There are 3 referent table that are using my town_id as reference to towns.
And I know there are many towns that are not used in this tables, and only if town_id
is not found in neither of these 3 tables I am considering it as inactive and I would like to remove that town (because it's not used).
Print screen of my story:
as you can see towns is used in this 2 different tables:
- employees
- offices
and for table * vendors there is vendor_id
in table towns since one vendor can have multiple towns.
so if vendor_id
in towns is null and town_id is not found in any of these 2 tables it is safe to remove it :)
I created a query which might work but it is taking tooooo much time to execute, and it looks something like this:
select count(*)
from towns
where vendor_id is null
and id not in (select town_id from banks)
and id not in (select town_id from employees)
So basically I said, if vendor_is
is null it means this town is definately not related to vendors and in the same time if same town is not in banks and employees, than it will be safe to remove it.. but query took too long, and never executed successfully...since towns has 5 milions rows and that is reason why it is so dirty..
In face I'm not able to execute given query since server terminated abnormally..
Here is full error message:
ERROR: server closed the connection unexpectedly This probably means the server terminated abnormally before or while processing the request.
Any kind of help would be awesome Thanks!
CodePudding user response:
You can try an JOIN on big tables it would be faster then two IN
you could also try UNION ALL
and live with the duplicates, as it is faster as UNION
Finally you can use a combined Index on id and vendor_id, to speed up the query
CREATE TABLe towns (id int , vendor_id int)
CREATE TABLE
CREATE tABLE banks (town_id int)
CREATE TABLE
CREATE tABLE employees (town_id int)
CREATE TABLE
select count(*)
from towns t1 JOIN (select town_id from banks UNION select town_id from employees) t2 on t1.id <> t2.town_id
where vendor_id is null
count |
---|
0 |
SELECT 1
CodePudding user response:
You can join the tables using LEFT JOIN
so that to identify the town_id
for which there is no row in tables banks
and employee
in the WHERE
clause :
WITH list AS
( SELECT t.town_id
FROM towns AS t
LEFT JOIN tbl.banks AS b ON b.town_id = t.town_id
LEFT JOIN tbl.employees AS e ON e.town_id = t.town_id
WHERE t.vendor_id IS NULL
AND b.town_id IS NULL
AND e.town_id IS NULL
LIMIT 1000
)
DELETE FROM tbl.towns AS t
USING list AS l
WHERE t.town_id = l.town_id ;
Before launching the DELETE, you can check the indexes on your tables.
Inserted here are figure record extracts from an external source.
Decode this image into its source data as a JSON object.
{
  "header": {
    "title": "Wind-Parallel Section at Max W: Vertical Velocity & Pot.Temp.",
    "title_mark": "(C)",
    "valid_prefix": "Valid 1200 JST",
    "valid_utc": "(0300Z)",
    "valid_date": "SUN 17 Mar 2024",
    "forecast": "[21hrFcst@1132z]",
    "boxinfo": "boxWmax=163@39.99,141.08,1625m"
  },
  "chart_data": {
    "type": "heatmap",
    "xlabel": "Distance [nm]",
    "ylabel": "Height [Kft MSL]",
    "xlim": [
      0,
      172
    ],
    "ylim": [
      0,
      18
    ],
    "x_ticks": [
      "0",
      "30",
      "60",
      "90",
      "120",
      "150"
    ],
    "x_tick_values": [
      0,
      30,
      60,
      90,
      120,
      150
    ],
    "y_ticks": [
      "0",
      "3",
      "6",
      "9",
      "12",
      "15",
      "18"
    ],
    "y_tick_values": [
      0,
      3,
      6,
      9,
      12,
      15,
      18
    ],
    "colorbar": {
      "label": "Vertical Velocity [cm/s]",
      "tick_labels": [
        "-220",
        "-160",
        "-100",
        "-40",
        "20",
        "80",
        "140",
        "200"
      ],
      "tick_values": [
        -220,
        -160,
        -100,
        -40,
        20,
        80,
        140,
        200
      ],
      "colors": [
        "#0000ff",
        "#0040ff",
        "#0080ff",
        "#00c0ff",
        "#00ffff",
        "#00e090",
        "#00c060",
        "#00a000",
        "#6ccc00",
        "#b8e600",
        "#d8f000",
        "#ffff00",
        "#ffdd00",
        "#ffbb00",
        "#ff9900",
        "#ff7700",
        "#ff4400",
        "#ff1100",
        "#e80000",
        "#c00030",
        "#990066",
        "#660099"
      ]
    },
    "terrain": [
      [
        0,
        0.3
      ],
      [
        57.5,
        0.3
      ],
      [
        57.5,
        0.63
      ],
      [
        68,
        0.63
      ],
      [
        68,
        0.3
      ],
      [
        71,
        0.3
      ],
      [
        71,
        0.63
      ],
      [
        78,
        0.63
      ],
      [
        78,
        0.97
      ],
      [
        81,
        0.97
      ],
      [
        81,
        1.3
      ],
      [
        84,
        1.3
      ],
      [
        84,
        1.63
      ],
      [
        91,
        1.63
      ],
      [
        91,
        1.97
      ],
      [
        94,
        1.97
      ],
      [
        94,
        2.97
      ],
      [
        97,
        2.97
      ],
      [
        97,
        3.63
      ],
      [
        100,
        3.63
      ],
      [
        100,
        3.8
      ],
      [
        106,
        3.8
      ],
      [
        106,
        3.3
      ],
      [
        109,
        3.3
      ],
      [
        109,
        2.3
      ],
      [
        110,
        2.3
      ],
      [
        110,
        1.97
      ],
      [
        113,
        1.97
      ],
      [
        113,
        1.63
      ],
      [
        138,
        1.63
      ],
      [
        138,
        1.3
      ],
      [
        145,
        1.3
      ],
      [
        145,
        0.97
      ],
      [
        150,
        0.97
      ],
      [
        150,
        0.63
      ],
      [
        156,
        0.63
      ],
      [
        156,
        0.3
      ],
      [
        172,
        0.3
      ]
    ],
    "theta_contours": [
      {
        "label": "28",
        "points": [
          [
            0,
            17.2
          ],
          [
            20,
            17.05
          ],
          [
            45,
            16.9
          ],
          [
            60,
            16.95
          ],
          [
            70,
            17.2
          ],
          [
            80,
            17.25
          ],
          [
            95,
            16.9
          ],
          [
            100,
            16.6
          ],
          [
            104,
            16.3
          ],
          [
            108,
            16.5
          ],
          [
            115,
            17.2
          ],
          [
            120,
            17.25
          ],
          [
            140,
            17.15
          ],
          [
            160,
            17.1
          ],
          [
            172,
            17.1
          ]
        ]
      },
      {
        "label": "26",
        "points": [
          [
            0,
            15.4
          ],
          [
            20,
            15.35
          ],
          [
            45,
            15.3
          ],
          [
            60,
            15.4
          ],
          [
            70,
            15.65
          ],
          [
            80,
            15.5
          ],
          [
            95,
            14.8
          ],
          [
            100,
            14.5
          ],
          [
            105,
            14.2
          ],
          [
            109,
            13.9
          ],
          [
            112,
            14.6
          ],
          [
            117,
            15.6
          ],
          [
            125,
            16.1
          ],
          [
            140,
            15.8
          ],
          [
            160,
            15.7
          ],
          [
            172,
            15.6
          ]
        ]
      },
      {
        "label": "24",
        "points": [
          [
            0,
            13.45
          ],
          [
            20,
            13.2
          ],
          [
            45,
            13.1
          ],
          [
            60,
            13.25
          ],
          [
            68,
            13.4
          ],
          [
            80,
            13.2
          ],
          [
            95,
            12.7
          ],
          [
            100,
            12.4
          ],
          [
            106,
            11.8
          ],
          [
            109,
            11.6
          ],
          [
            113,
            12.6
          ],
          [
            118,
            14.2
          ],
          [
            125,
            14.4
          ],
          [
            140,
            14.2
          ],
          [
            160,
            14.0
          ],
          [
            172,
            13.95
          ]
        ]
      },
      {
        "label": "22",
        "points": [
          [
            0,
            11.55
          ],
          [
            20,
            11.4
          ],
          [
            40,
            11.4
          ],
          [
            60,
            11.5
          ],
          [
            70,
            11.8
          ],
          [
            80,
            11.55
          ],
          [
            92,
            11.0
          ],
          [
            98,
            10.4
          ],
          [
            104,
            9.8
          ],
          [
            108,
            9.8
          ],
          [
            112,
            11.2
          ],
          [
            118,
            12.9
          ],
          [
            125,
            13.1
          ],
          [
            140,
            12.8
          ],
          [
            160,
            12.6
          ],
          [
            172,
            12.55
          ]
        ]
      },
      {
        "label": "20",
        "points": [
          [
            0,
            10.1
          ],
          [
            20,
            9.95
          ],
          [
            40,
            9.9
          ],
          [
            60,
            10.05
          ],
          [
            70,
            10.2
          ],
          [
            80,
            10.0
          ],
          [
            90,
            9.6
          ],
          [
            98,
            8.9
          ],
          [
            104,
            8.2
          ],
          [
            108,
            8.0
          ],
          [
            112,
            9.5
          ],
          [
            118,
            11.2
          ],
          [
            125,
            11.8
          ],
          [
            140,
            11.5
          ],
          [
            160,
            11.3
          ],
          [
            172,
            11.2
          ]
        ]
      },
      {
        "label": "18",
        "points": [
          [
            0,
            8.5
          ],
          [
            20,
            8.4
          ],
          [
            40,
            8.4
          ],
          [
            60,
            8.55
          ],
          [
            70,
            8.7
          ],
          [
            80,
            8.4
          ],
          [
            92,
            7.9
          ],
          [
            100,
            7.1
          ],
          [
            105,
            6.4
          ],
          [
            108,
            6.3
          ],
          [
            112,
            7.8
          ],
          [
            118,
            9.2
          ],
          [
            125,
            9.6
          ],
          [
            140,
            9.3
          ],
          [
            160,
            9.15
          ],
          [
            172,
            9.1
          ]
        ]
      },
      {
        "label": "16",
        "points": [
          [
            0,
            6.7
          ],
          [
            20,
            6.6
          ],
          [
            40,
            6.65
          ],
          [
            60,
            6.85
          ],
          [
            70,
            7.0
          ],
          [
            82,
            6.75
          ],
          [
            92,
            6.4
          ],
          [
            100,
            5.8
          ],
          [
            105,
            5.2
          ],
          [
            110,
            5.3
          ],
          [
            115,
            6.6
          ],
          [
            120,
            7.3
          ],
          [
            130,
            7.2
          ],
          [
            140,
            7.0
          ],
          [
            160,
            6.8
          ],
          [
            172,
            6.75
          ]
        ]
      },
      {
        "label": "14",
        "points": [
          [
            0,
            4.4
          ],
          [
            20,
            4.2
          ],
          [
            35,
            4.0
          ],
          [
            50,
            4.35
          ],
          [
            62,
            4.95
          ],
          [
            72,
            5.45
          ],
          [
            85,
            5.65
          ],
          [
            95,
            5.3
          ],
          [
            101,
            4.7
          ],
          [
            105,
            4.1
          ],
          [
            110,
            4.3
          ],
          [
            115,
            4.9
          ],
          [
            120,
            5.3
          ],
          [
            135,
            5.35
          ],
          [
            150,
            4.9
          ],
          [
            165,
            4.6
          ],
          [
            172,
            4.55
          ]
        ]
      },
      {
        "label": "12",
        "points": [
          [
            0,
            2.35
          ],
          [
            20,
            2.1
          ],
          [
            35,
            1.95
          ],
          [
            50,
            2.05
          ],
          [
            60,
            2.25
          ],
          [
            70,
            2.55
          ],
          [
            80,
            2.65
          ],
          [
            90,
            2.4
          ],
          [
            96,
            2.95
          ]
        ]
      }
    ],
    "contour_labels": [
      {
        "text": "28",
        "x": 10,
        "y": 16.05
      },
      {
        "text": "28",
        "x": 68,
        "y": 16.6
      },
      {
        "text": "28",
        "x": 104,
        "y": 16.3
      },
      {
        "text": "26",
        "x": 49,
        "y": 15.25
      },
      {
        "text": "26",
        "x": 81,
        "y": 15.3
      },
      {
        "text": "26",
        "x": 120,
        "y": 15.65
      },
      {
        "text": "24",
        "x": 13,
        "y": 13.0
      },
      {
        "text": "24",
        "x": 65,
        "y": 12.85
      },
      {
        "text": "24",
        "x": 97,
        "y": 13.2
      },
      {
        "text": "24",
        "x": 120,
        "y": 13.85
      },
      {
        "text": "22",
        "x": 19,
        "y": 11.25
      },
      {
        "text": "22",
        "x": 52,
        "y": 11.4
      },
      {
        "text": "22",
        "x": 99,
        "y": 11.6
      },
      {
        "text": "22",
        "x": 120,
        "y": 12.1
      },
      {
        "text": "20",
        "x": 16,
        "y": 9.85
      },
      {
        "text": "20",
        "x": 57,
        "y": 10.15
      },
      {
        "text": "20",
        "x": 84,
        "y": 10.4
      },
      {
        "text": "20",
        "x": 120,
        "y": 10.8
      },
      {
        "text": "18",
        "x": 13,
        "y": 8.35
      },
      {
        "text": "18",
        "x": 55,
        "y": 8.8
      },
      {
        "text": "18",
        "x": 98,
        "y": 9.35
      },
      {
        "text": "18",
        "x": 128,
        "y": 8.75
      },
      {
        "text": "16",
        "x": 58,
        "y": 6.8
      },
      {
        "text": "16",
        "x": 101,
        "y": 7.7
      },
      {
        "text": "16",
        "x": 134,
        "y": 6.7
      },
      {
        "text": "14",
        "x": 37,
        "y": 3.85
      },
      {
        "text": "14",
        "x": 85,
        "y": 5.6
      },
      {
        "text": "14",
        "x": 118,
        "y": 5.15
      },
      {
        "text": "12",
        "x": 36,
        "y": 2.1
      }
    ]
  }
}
Adding an index as follow can be usefull :
CREATE INDEX town_id_nulls ON towns (town_id NULLS FIRST) ;
Last but not least you can add a LIMIT
clause in the cte
so that to limit the number of rows you detele when you execute the DELETE and avoid the unexpected termination. As a consequence, you will have to relaunch the DELETE several times until there is no more row to delete.